The Arctic climate changes will not increase the chance of colder winters in the short term. Analysis of climate models shows that relatively cold winters and Arctic sea ice decline occur simultaneously, but that one does not cause the other.
Europe hasn’t felt it as much as elsewhere, but there has been a noticeable increase in extremely cold winters, for example in North America. Recent studies into the relationship between the decline in sea ice at the North Pole and ice-cold winters at mid-latitudes, such as the Polar Vortex cold waves in North America, seem to suggest that there is a link between cold winters and Arctic changes. However, the mechanisms behind this relationship have so far been unclear, mainly due to the chaotic nature of the climate system. This is now finished thanks to the publication of a scientific article in Nature Climate Change.

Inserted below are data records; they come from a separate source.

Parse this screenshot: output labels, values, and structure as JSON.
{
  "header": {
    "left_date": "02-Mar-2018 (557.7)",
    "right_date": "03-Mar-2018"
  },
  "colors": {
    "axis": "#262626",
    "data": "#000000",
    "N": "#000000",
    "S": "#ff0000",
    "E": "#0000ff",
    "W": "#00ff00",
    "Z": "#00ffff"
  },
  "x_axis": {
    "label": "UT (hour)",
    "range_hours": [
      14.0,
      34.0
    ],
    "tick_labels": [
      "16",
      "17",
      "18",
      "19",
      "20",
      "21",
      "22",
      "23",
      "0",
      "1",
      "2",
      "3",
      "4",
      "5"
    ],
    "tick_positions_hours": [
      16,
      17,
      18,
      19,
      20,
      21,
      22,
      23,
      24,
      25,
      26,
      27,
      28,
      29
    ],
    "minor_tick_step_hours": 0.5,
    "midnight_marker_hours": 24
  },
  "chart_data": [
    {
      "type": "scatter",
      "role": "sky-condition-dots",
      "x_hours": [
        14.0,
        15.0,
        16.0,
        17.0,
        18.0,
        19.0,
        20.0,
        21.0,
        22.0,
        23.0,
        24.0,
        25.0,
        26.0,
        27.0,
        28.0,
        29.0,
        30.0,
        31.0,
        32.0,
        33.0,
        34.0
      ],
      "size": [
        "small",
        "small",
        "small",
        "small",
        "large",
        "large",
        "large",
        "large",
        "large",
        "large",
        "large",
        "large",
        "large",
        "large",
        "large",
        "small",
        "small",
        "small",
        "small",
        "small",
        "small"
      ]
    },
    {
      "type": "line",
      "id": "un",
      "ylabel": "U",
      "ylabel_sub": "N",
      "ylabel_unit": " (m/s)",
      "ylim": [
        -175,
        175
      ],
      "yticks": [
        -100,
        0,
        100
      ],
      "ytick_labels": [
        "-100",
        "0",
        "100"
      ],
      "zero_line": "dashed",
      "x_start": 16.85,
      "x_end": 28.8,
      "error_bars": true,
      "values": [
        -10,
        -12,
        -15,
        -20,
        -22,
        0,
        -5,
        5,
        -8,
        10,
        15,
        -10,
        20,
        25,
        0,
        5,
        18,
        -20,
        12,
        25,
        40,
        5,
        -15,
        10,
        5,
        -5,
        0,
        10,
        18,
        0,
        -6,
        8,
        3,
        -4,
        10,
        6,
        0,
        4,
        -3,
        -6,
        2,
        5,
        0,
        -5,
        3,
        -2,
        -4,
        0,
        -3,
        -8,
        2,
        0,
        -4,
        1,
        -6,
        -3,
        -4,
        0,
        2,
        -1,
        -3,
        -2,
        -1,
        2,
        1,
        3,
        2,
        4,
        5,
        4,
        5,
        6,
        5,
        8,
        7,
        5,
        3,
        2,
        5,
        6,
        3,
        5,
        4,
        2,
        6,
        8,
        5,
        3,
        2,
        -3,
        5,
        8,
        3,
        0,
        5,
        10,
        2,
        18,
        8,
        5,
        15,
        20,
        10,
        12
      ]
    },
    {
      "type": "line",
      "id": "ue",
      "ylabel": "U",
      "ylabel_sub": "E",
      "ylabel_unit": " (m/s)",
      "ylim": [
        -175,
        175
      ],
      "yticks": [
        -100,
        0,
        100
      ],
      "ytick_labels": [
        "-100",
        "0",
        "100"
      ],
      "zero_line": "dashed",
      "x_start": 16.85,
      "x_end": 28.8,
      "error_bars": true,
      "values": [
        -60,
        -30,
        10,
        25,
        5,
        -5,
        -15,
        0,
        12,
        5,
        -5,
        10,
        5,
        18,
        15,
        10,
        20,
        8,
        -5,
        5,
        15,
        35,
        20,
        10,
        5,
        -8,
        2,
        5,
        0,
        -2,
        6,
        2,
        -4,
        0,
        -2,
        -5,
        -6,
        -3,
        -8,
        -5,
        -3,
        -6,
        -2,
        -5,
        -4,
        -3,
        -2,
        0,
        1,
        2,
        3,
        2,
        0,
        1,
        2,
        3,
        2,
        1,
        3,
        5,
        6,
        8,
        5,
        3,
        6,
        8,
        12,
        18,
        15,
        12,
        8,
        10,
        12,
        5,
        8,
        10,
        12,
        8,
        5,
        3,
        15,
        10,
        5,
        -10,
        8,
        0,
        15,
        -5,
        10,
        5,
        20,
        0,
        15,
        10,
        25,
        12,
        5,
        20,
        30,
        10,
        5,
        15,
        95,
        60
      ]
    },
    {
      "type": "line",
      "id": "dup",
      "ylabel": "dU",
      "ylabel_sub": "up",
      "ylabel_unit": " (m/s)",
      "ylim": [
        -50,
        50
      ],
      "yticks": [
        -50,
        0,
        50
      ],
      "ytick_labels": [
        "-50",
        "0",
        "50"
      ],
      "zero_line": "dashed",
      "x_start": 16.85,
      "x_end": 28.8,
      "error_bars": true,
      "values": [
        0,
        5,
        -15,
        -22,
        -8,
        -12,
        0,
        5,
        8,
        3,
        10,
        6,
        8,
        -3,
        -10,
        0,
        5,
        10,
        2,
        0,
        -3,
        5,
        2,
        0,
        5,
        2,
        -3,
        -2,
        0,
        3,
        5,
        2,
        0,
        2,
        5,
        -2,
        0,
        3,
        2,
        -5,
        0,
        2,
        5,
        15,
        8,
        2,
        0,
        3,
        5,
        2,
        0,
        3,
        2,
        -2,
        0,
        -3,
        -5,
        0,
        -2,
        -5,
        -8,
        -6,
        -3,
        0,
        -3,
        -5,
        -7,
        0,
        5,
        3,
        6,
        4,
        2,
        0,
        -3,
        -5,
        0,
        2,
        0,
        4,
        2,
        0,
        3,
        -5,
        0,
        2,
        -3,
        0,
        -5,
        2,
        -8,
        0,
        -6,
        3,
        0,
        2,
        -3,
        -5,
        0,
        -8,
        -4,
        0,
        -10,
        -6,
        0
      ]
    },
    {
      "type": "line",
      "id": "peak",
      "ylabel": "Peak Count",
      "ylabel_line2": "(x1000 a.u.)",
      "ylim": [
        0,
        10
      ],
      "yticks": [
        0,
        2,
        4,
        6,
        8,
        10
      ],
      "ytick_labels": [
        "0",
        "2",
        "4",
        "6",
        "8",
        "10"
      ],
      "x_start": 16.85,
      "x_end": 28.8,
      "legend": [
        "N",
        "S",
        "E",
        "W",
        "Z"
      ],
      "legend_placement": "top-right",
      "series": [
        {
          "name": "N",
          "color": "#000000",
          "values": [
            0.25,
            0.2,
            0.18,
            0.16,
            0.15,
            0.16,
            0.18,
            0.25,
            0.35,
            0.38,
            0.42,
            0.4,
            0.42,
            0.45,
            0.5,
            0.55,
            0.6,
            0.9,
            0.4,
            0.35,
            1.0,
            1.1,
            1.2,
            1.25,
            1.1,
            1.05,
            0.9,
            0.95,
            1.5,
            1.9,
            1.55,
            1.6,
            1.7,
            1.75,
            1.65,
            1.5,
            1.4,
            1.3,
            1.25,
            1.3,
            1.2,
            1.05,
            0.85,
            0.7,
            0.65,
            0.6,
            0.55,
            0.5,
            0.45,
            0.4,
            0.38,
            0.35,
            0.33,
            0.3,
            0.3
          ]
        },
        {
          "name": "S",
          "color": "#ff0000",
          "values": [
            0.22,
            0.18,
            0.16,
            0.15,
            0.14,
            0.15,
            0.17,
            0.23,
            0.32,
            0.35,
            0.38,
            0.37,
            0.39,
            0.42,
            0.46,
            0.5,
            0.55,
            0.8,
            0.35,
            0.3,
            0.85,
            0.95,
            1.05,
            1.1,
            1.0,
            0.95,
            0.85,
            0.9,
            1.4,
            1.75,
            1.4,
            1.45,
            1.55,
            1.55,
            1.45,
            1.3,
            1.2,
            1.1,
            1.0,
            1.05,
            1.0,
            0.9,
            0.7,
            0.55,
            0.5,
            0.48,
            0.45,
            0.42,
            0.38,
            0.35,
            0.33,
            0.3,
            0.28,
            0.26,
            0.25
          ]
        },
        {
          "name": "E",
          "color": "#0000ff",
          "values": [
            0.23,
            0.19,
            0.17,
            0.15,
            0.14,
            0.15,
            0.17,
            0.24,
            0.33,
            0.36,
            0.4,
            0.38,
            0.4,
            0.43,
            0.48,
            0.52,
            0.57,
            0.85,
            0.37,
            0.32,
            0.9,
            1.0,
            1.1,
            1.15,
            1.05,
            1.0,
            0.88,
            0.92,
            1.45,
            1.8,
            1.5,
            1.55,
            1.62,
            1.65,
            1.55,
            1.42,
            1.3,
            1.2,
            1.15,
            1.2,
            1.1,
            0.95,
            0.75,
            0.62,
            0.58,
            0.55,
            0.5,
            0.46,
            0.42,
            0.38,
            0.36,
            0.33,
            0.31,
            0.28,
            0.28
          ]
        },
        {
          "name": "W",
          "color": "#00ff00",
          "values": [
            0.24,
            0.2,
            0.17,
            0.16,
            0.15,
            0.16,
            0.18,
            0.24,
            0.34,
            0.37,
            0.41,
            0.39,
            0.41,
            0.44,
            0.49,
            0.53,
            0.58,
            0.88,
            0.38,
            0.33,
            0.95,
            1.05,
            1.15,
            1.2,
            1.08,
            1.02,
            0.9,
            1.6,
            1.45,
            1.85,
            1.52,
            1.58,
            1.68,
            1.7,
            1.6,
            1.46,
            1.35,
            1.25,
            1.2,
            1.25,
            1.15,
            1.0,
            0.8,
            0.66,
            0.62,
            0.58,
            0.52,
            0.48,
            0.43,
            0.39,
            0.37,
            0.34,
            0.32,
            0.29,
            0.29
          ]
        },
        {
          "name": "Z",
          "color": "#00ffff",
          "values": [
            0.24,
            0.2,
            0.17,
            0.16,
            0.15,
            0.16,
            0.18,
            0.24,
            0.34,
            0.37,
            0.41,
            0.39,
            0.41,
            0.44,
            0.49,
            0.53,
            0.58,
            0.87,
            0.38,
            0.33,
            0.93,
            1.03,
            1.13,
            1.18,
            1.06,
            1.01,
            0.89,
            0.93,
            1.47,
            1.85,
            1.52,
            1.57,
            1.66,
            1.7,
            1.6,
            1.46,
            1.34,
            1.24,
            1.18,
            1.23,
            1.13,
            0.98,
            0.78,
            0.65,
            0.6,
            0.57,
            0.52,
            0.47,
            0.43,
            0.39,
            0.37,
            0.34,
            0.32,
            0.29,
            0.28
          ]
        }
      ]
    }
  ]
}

This article makes use of an extensive set of climate data produced by two detailed climate models, including the KNMI climate model EC-Earth. This large amount of climate data enables statistical connections that were previously hidden in the noise of the climate system.
Analysis of the model data shows that relatively cold winters and Arctic sea ice decline appear to be the result of an entirely different mechanism, namely large-scale deviations in atmospheric circulation. An important aspect of this study is that both climate models come to exactly the same conclusion. In addition, a separate simulation with imposed sea ice decrease does not lead to cold winters in our regions at all.
Honorary professor Richard Bintanja of the University of Groningen, who collaborated on the analysis: “The findings in our article show that a further decrease in Arctic sea ice in the near future will most likely not lead to more and intense wintry cold waves, because episodes with little Arctic sea ice are the result of unusual atmospheric circulation patterns and not the cause.”